The Yellow Wall-paper by Charlotte Perkins Gilman
The short narrative has over the years been hailed as the one of the most significant early feminist literatures. The narrative illustrates the attitudes that existed throughout the 19th century regarding the physical and the mental health of women. The story is presented in a first person and is written by a woman who is confined by her husband (John) in an upstairs bedroom that the latter has rented for the duration of the summer. John restricts the author to work, which includes reading and writing. As such, the author has to hide the journal from John, as is certain that she has been suffering from what he refers to as a ‘temporary nervous depression’ (Gilman 648). It is notable that this condition was common among the women during that period. The windows to the room where the author is detained are barred and there is a door through the top of the stairs that allows John to restrict her movement. It is apparent that the narrative is written during the time when the women were being subjected to oppression by their male counterparts and the society as a whole. To analyze the narrative one can take several perspectives.
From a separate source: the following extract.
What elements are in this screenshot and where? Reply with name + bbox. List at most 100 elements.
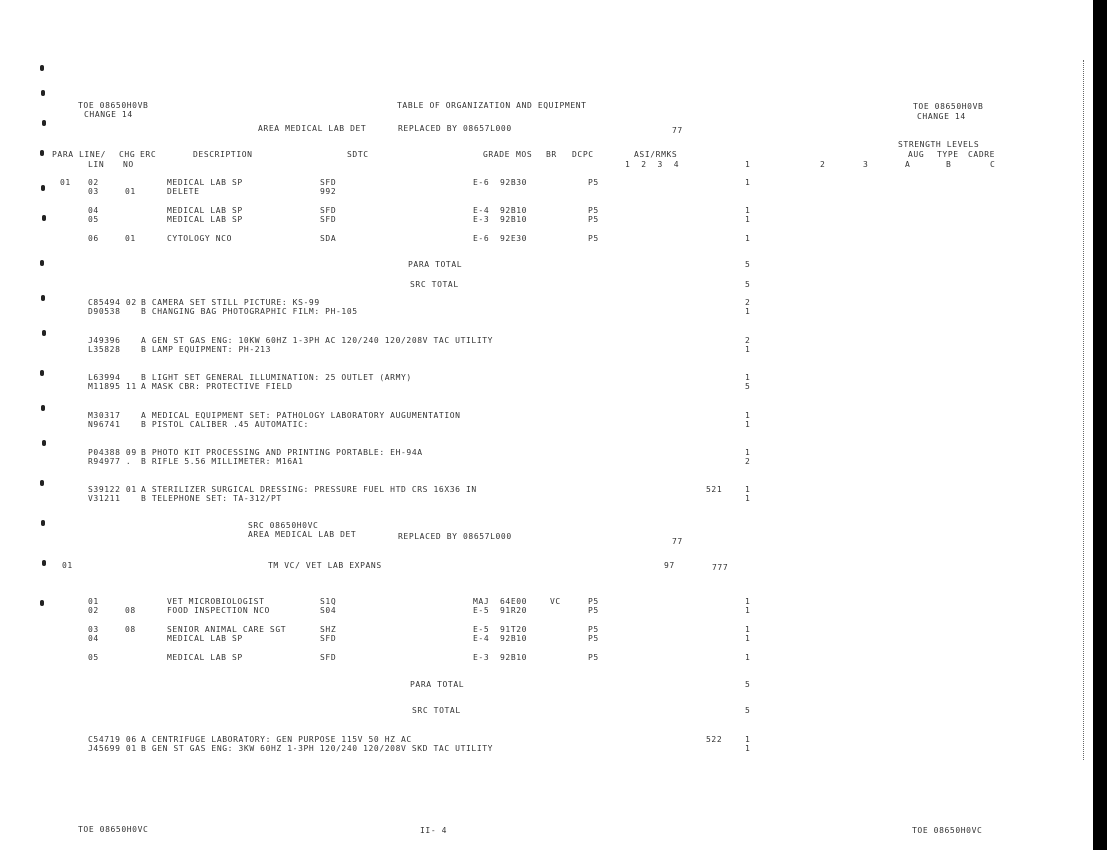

First the story can be analyzed through the perspectives of the discourse by considering the male perception. The author takes a very resilient opinion against the males. Males are perceived as perceiving women first as children instead of individuals who can make their own decisions and live by them. This is evident when the narrator poses, “If a physician of high standing, and one's own husband, assures friends and relatives that there is really nothing the matter with one but temporary nervous depression -a slight hysterical tendency -what is one to do?” (648). The narrator shows the masculine perspective of the standing of women in the society through dialogue. This is apparent from the narrator’s explanation that regardless of what she says John does not believe her. As a typical 19th century male, John endeavors to transform his wife into a conformist by imposing his beliefs on her and expecting her to follow the same without any resistance (Thrailkill 525). For instance, John believes that there is nothing wrong with his wife and expects the wife to believe the same regardless of the wife’s physical and mental state. Further, John refers to his wife as a “blessed little goose” portraying her as a child and speaking to her in a manner that applies when an adult is speaking to a child. Through dialogue, Gilman manages to portray how women were oppressed through male perspectives during her time.
Another perspective that one can analyze the standing of women in the 19th century society is the women’s perspective. The narrative illustrates two considerably different perspectives of women. The first women perspective is the conformist attitude that women embrace. The conformist attitude is enhanced by their belief that they must be submissive to the men. This apparent when the narrator states that she meant to be of help and comfort to John and that she is a comparative burden already (649). She feels that she has become a burden to John because she continues to complain about the yellow wallpaper despite John indicating that he was not going to get rid of it. The second women perspective is that of defiance. This is seen in the dialogue as the narrator is able to overcome her challenges. She states that she has “got out at last” and that neither John nor Jane would be able to pull her back (656). This is evident that the narrator had previously felt trapped and she was now capable of making her own decisions and acting for her own sake. The narrator eventually becomes a strong woman and the heroine of the story. Gilman is also able to show the both perspectives of women through dialogue.
The narrator uses symbolism in the narrative. Some of the symbols that are prevalent throughout the story include the yellow wallpaper, the sun, and the moon. The yellow wallpaper represents detention. This is obvious especially when the narrator states that the yellow paper seem to shake the pattern “as if she wanted to get out” (652). This symbolism is also triggered when the narrator requests to have the wallpaper removed but John repeatedly refuses to grant her request. Through the narrator’s realization that the yellow wallpaper is unfairly treated, she is able to reflect on her own predicament and is determined to escape her life that is similar to an imprisoned life.
The sun symbolizes the male dominion over the females while the moon symbolizes the compassion and intuition among females. These symbols shows that although, like the sun, males domineer over the women during the daytime, the moon which appears at night seem to provide the women with some kind of reprieve from the men’s domination.
In a nutshell, the narrative illustrates Gilman’s strong conviction about the women suffrage during the 19th century. In the story, Gilman demonstrates that contrary to popular belief, gender does not play any role regarding the abilities of individuals. The Yellow Wall-paper is very insightful narrative that provides information regarding the past women struggles. It also exemplifies optimism among the womenfolk that has aided in portraying the real respectable woman with equal rights and freedoms as their male counterparts.
Carnley, Peter. The Yellow Wallpaper and other sermons. Melbourne: HarperCollins Publishers,
Gilman, Charlotte Perkins. "The Yellow Wallpaper." Rediscoveries: American Short Stories by
Women, 1832 - 1916. Ed. Barbara H. Solomon. New York: Mentor, 1995, pp. 480-496.
Thrailkill, Jane F. "Doctoring "The Yellow Wallpaper". ELH 69 (2): 2002, pp. 525–566.